И вот на следующее утро мы с мистером Пиготти ехали в ярмутском дилижансе по старой, хорошо известной мне дороге. Вечером мы были уже в Ярмуте, Проходя по давно знакомым улицам (причем мистер Пиготти, несмотря на все мои возражения, нес мой дорожный мешок), я заглянул в лавку «Омер и Джорам» и увидел там своего старого приятеля, по обыкновению курящего трубку. Мне не хотелось присутствовать при первой встрече мистера Пиготти с его сестрой и Хэмом, и я расстался с ним под тем предлогом, что мне надо зайти к мистеру Омеру.

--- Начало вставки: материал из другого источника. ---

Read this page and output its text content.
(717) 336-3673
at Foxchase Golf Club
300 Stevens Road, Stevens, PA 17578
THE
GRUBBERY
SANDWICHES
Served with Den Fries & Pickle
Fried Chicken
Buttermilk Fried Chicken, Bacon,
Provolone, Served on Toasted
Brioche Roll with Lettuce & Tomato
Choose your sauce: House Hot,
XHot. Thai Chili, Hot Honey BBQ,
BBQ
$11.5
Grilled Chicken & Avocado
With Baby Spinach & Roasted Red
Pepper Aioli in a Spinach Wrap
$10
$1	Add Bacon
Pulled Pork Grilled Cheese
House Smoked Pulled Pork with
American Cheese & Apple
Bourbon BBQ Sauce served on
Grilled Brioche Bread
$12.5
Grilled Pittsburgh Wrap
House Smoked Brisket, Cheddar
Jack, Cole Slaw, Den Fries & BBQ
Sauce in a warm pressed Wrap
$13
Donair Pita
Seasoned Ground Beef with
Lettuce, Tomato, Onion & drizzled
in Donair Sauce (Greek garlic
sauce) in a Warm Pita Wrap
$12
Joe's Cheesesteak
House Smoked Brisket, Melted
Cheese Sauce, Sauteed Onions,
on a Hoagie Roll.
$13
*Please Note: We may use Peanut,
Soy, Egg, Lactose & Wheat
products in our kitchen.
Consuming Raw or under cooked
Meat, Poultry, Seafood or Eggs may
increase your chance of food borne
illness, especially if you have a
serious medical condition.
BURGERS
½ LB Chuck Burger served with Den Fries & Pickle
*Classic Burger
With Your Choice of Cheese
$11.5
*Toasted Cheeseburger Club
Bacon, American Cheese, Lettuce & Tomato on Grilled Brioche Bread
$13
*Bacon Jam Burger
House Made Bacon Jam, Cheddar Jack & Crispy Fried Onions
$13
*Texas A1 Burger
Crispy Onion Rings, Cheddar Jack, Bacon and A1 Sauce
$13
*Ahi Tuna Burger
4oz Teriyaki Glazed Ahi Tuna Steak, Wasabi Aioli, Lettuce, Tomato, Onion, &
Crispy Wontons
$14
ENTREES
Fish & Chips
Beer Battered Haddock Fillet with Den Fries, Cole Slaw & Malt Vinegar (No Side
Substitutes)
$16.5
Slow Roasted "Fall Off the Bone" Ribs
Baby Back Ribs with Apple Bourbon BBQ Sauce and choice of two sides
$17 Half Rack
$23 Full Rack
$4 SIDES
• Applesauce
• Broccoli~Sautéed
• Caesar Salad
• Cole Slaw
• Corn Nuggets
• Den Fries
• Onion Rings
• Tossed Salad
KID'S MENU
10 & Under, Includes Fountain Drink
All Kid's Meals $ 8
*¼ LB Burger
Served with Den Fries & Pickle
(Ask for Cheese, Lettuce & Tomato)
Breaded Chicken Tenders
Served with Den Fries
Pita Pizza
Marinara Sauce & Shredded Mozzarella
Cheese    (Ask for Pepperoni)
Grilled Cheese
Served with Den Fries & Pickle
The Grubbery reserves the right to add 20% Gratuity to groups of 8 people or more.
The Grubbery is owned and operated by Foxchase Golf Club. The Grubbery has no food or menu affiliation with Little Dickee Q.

— Как поживаете, мистер Омер? — сказал я, входя в лавку. — Давненько-таки я не видел вас!
Старик, чтобы лучше рассмотреть говорившего, отмахнул от себя дым и, сейчас же узнав меня, пришел в восторг.
— Конечно, сэр, я немедленно встал бы, чтобы приветствовать такого почетного гостя, — воскликнул он, — но ноги что-то не совсем слушаются меня, и вот приходится передвигаться на колесиках… Впрочем, за исключением ног и одышки, я, слава богу, чувствую себя как нельзя лучше.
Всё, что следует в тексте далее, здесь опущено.